Clemens Thieme's Patriotic Society

In 1894, a Leipzig businessman named Clemens Thieme heard about the abandoned project at a meeting of the local history association. Thieme was a Freemason and a National Liberal city councilor, and he saw an opportunity. He founded the Deutsche Patriotenbund, the German Patriots Association, the next year, raising six million gold marks through donations and a state lottery. The city of Leipzig donated a forty-thousand-square-meter site. After two design competitions, the commission went to Bruno Schmitz, already known for the Kyffhauser Monument in Thuringia and the Deutsches Eck in Koblenz. Construction began in September 1900. Workers moved 82,000 cubic meters of earth before they hit suitable foundation soil. The structure used 26,500 granite blocks and 120,000 cubic meters of concrete; about ninety percent of it is concrete, then a relatively new material at this scale. The keystone went in on 13 May 1912. Thieme was sixty-one when his great work opened the next year.

What the Sculptures Say

The front facade carries a 19-meter-high relief of the Archangel Michael, sword raised, with the inscription Gott mit uns above his head. To either side, furies hold firebrands while eagles symbolize newly won freedom. The staircase walls are decorated with massive heads of Frederick Barbarossa, the medieval emperor whom German nationalism mythologized as the once and future king. Inside the crypt, sixteen Totenwachter, Guardians of the Dead, stand watch over the symbolic tombs of fallen soldiers.

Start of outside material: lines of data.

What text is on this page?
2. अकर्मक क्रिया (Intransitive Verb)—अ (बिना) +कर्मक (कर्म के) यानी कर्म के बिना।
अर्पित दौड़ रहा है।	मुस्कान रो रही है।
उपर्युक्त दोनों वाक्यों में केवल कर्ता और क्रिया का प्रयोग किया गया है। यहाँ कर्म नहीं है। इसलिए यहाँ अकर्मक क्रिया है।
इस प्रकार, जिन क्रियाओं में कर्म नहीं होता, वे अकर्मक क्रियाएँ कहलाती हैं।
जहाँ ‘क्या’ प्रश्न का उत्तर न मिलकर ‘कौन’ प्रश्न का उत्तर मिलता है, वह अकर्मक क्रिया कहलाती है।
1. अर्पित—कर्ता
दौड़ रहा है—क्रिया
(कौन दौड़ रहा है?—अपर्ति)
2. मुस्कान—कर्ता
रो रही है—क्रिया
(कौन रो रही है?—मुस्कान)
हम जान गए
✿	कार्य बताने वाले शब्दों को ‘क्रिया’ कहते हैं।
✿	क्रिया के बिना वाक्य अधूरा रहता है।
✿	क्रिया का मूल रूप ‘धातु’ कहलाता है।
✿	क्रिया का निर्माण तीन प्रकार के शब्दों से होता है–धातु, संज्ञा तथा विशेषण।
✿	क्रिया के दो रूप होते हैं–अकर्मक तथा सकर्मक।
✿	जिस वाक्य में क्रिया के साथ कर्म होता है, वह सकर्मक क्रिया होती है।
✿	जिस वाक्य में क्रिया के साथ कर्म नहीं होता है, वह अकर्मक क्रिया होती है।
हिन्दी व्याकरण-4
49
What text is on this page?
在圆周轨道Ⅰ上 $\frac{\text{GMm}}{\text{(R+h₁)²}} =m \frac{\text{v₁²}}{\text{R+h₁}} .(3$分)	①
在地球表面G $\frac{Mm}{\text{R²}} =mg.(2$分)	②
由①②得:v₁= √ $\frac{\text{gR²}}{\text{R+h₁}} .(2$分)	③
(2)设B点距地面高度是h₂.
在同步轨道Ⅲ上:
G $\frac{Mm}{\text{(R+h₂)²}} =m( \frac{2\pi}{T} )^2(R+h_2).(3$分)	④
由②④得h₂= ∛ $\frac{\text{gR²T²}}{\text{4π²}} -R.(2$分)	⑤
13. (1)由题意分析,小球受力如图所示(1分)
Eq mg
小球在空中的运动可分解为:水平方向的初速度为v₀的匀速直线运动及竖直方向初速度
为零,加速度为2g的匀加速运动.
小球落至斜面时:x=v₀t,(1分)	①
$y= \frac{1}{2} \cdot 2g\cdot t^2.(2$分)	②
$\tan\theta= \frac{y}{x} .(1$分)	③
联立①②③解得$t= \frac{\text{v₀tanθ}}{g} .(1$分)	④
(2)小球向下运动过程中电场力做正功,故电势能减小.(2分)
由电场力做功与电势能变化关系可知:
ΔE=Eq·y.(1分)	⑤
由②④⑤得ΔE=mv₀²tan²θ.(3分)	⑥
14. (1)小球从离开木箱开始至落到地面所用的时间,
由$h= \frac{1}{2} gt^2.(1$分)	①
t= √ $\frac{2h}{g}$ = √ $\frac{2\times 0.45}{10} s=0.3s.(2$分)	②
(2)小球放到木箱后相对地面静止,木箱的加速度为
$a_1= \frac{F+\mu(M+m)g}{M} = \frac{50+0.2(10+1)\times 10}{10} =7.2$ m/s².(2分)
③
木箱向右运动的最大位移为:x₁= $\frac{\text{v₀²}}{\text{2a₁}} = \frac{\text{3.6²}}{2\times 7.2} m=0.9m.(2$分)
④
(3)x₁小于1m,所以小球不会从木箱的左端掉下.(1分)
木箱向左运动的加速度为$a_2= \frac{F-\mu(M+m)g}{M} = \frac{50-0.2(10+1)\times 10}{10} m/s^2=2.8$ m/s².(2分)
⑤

The hall above contains four nine-meter sculptures of the supposed German virtues, bravery, strength of faith, the people's strength, and willingness to sacrifice. Schmitz drew architectural ideas from ancient Mesopotamia and Egypt rather than Greek classicism, deliberately reaching for something that felt older and heavier than what had come before. The Social Democratic press called the monument a 'heap of rocks.' That was not entirely unfair.

Each Regime Made It Theirs

The monument's symbolism has been overwritten by every German regime since it opened. The Patriotenbund used it for war bond rallies during the First World War. The Weimar Republic became the platform for grievances about the Treaty of Versailles. The Nazi Party held its first major Leipzig rally here on 16 July 1933, with Hitler speaking from the steps. In June 1934, Reichsbischof Ludwig Muller led 50,000 Christians here in a service pledging allegiance to the Nazi movement. In April 1945, the monument became the last German position in Leipzig: about 300 Volkssturm men and Hitler Youth boys, under Oberst Hans von Poncet, held out inside until US artillery blew through the wall and von Poncet surrendered. East Germany then refashioned the monument as a celebration of German-Russian alliance, drawing the line directly from Tsar Alexander to the Soviet Union. After 1989 the politics drained out, and what is left is a tourist attraction Leipzigers call, with a kind of weary affection, the Volki.

From the Air

Located at 51.31 N, 12.41 E on the southeastern outskirts of Leipzig, set on an artificial hill above a reflecting pool. The 91-meter granite-and-concrete tower is one of the most distinctive landmarks in central Germany and visible from cruise altitude in clear conditions. Leipzig/Halle (EDDP) is the closest major airport, about 25 km northwest. Best viewed from the south or west; the dark stone reads almost black against the surrounding parkland.